An outdoor exhibition of photographs and written accounts of the Sunflower movement protests last year yesterday went on display along Taipei’s Qingdao E Road, outside the Legislative Yuan.
Youth activist groups mounted the photos and other items upon the large barbed-wire barricades that the police erected around the legislative compound last week in anticipation of a possible mass protests on the Sunflower movement’s one-year anniversary.
The exhibition focused on the protests that began on March 18 last year, in which activists occupied the legislature’s main chamber for 24 days to protest against the government’s handling of a proposed service trade pact with China.
Photo: Wu Chang-hung, Taipei Times
The exhibition organizers, led by members of the Black Island National Youth Front, said they wanted to convey the “diversity and divergences” among Sunflower participants. They said they chose photos that depicted the movement through the eyes of the masses and ordinary protesters, rather than focusing on student leaders.

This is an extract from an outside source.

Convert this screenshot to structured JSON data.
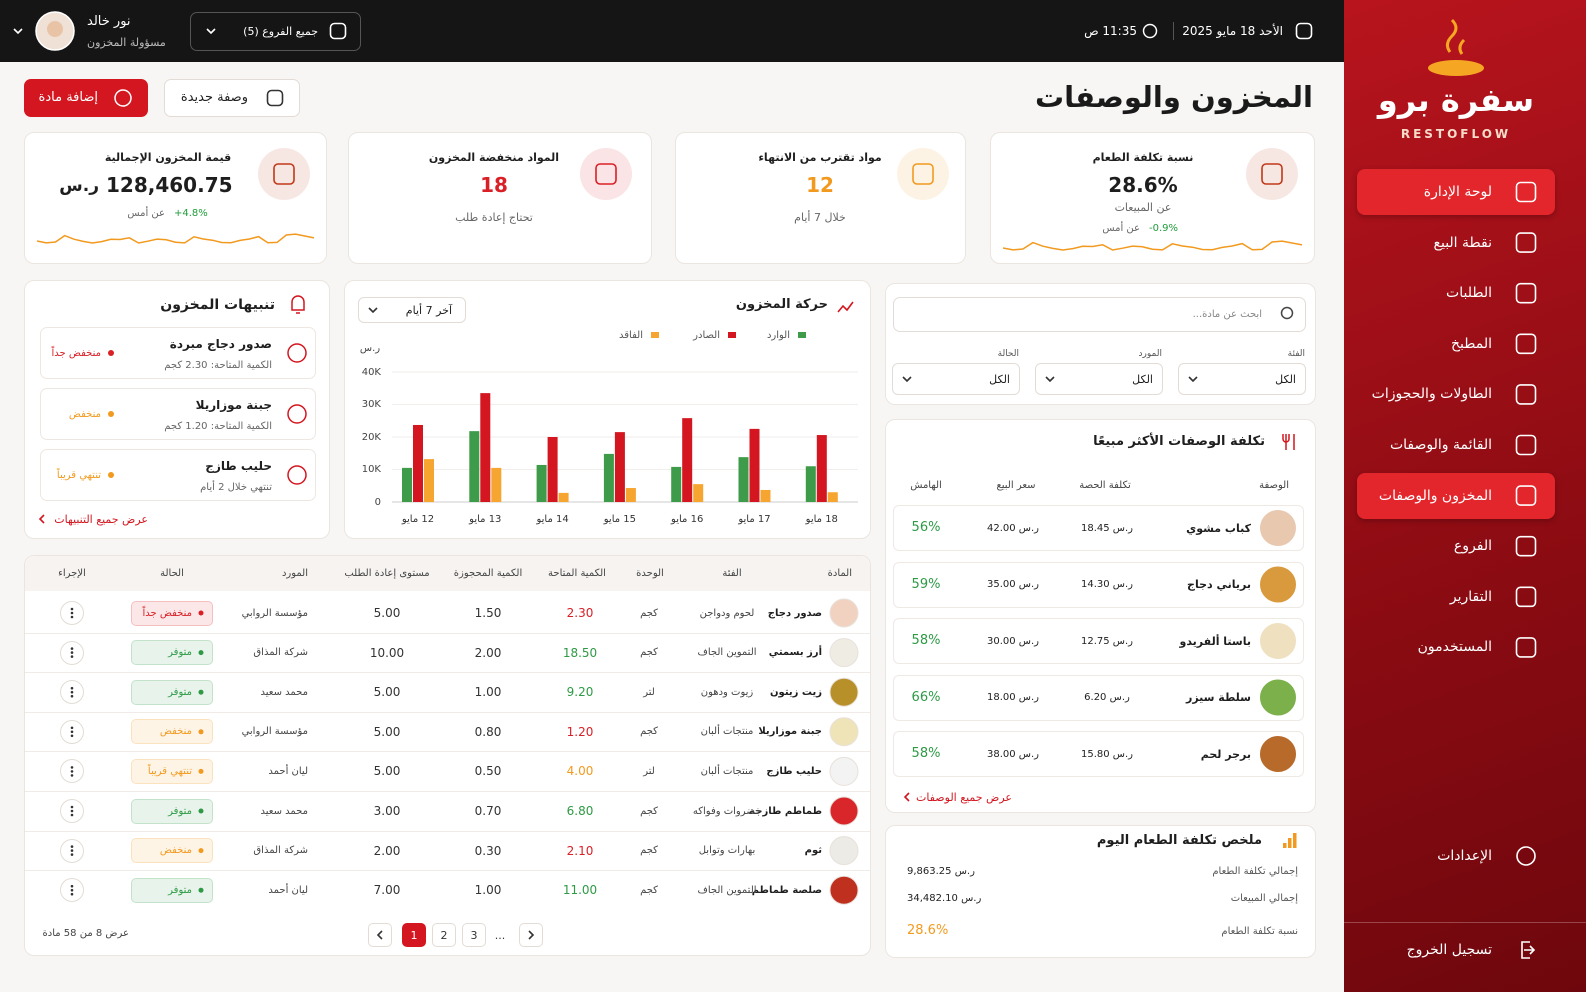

“We wanted the photos to depict the experiences of the ‘humans’ in the movement, instead of ‘deities’ who have already received a lot of media coverage,” student Chen Wei-chen (陳韋辰) said.
Chen said written accounts that contained conflicting views on events during the movement were put on display because the Sunflower movement was “never a cohesive whole in the first place,” but rather a convergence of different paths and groups.
All the photos, written accounts and film clips in the exhibition were submitted by people who took part in the movement last year, Chen said.
The exhibition is scheduled to remain up through today.
Other events are scheduled for tonight on Qingdao E Rd to mark the one-year anniversary of the March 23 protests at the Executive Yuan and the brutal police crackdown that followed.
On the night of March 23 last year, mounting dissatisfaction over the lack of an official response to the Sunflower movement led some students to force their way past barricades to stage a sit-in at the Executive Yuan.
Then-premier Jiang Yi-huah (江宜樺) ordered the police to clear the protesters by the following dawn, resulting in scores of protesters and others being injured by police officers armed with batons, shields and water cannons.